Activation parameters for the reactive intermediates relevant to carbonylation catalysts based on cobalt carbonyls

Time-resolved spectroscopic techniques have been used to prepare and to interrogate transient species that are models for reactive intermediates in cobalt-catalyzed hydroformylation. Flash photolysis of acetylcobalt carbonyl complexes of the type RC(O)Co(CO)3(PR'3) (A; R = CH3, CD3, or C2H5; R' = Ph or nBu) leads to CO photodissociation to give the "unsaturated" intermediate [RC(O)Co(CO)2(PR'3)] (I), which decays by two competitive pathways, alkyl migration to the cobalt to give RCo(CO)3PR'3 (M) and reaction with CO to re-form A. With the perdeuterioacetyl complex (R = CD3, R' = Ph), rate constants both of CO trapping (kco) and of methyl migration (kM) were just slightly smaller than those of the perprotio analogue (kh/kd = 1.04 +/- 0.01 and 1.07 +/- 0.09, respectively).
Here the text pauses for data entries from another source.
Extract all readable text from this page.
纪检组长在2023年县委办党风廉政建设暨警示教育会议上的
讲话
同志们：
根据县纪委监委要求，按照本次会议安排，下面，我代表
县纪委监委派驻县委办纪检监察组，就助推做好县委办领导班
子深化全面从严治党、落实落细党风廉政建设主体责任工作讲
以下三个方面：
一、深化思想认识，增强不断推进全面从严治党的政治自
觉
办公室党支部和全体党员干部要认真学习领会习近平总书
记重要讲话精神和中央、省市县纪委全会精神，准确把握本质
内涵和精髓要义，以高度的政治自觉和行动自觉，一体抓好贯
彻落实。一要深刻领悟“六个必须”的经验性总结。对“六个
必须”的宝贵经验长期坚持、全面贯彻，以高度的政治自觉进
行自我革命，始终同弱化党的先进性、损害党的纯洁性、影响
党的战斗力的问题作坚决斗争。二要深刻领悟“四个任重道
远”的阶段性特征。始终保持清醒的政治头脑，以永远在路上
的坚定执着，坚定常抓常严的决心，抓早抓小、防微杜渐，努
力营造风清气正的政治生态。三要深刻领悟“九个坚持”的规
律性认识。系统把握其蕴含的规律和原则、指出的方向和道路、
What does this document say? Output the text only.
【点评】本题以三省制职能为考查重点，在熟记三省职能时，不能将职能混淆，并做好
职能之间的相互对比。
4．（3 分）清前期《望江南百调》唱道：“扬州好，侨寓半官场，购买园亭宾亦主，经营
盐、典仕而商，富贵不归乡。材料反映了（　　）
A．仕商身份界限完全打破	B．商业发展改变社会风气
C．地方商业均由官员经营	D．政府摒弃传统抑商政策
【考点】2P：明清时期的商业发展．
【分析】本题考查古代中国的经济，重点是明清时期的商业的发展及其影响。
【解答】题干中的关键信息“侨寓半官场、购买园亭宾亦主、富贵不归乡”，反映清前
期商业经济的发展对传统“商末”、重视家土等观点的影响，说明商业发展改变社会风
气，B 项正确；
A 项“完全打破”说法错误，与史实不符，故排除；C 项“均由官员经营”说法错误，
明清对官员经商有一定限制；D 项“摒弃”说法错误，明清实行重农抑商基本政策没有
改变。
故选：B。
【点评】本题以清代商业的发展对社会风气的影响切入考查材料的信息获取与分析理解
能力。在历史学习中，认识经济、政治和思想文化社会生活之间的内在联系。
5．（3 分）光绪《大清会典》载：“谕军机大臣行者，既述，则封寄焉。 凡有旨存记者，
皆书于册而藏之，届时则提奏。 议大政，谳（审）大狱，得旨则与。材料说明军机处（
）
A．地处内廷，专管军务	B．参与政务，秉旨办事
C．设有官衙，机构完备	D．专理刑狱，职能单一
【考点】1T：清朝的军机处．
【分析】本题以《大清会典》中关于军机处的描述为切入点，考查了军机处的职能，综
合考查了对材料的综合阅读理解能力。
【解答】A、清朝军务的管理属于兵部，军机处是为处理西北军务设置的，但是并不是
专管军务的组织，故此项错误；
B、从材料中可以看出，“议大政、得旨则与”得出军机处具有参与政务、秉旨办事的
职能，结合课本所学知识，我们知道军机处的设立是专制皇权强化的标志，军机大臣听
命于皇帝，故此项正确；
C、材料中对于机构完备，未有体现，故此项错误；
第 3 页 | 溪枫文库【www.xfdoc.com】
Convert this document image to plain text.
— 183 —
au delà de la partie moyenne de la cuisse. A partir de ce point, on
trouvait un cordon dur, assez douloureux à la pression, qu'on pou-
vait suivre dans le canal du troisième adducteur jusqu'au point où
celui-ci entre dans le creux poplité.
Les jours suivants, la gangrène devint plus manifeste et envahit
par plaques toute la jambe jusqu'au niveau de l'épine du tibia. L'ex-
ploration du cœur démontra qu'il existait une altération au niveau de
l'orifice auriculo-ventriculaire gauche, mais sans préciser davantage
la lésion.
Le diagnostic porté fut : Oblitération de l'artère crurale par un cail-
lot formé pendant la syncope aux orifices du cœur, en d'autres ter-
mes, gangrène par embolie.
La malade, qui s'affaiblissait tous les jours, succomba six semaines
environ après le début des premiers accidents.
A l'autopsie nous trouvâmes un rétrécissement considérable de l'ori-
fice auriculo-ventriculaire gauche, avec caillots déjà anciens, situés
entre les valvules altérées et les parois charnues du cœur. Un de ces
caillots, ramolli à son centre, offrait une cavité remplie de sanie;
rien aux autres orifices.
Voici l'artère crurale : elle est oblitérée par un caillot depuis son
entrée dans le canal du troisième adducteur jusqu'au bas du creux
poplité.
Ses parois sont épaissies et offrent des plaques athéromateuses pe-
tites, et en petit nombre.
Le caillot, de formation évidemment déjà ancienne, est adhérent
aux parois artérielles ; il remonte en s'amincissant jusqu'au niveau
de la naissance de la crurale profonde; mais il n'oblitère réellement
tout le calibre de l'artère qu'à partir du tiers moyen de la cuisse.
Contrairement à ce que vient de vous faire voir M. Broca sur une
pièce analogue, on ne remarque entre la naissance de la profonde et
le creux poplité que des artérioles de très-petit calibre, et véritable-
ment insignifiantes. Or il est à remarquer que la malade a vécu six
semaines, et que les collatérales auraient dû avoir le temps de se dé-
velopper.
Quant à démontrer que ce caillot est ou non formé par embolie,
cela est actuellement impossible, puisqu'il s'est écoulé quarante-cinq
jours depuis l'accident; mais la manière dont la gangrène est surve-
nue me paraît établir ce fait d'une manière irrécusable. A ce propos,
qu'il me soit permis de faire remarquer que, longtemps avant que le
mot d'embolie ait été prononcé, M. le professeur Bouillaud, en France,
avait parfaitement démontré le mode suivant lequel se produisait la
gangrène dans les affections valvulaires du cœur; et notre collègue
Thus, any stabilization of the "vacant" coordination site of I by agostic interactions with the acetyl methyl group appears to be kinetically insignificant, consistent with the previous conclusion (Inorg. Chem. 2000, 39, 3098-3106) that this site is stabilized by an eta 2-coordinated carbonyl. Changing the phosphine ligand has a greater influence on the kinetics of I. The species generated by the flash photolysis of the trialkyl phosphine complex CH3C(O)Co-(CO)3(P(nBu3)) exhibited a much larger kM than was the case for the PPh3 analogue, although there was little difference in the kco values. Similarly, kM proved to be sensitive to the nature of R as demonstrated by the slower alkyl migration (at 298 K) for the intermediate formed by CO photodissociation from the propionyl complex C2H5C(O)Co(CO)3PPh3 relative to the acetyl analogue. Nonetheless, all these intermediates displayed analogous time-resolved infrared spectra and general kinetics behavior in benzene solution (implying common mechanisms for decay), so it is concluded that all are present as the eta 2-chelated acyl structure under these conditions.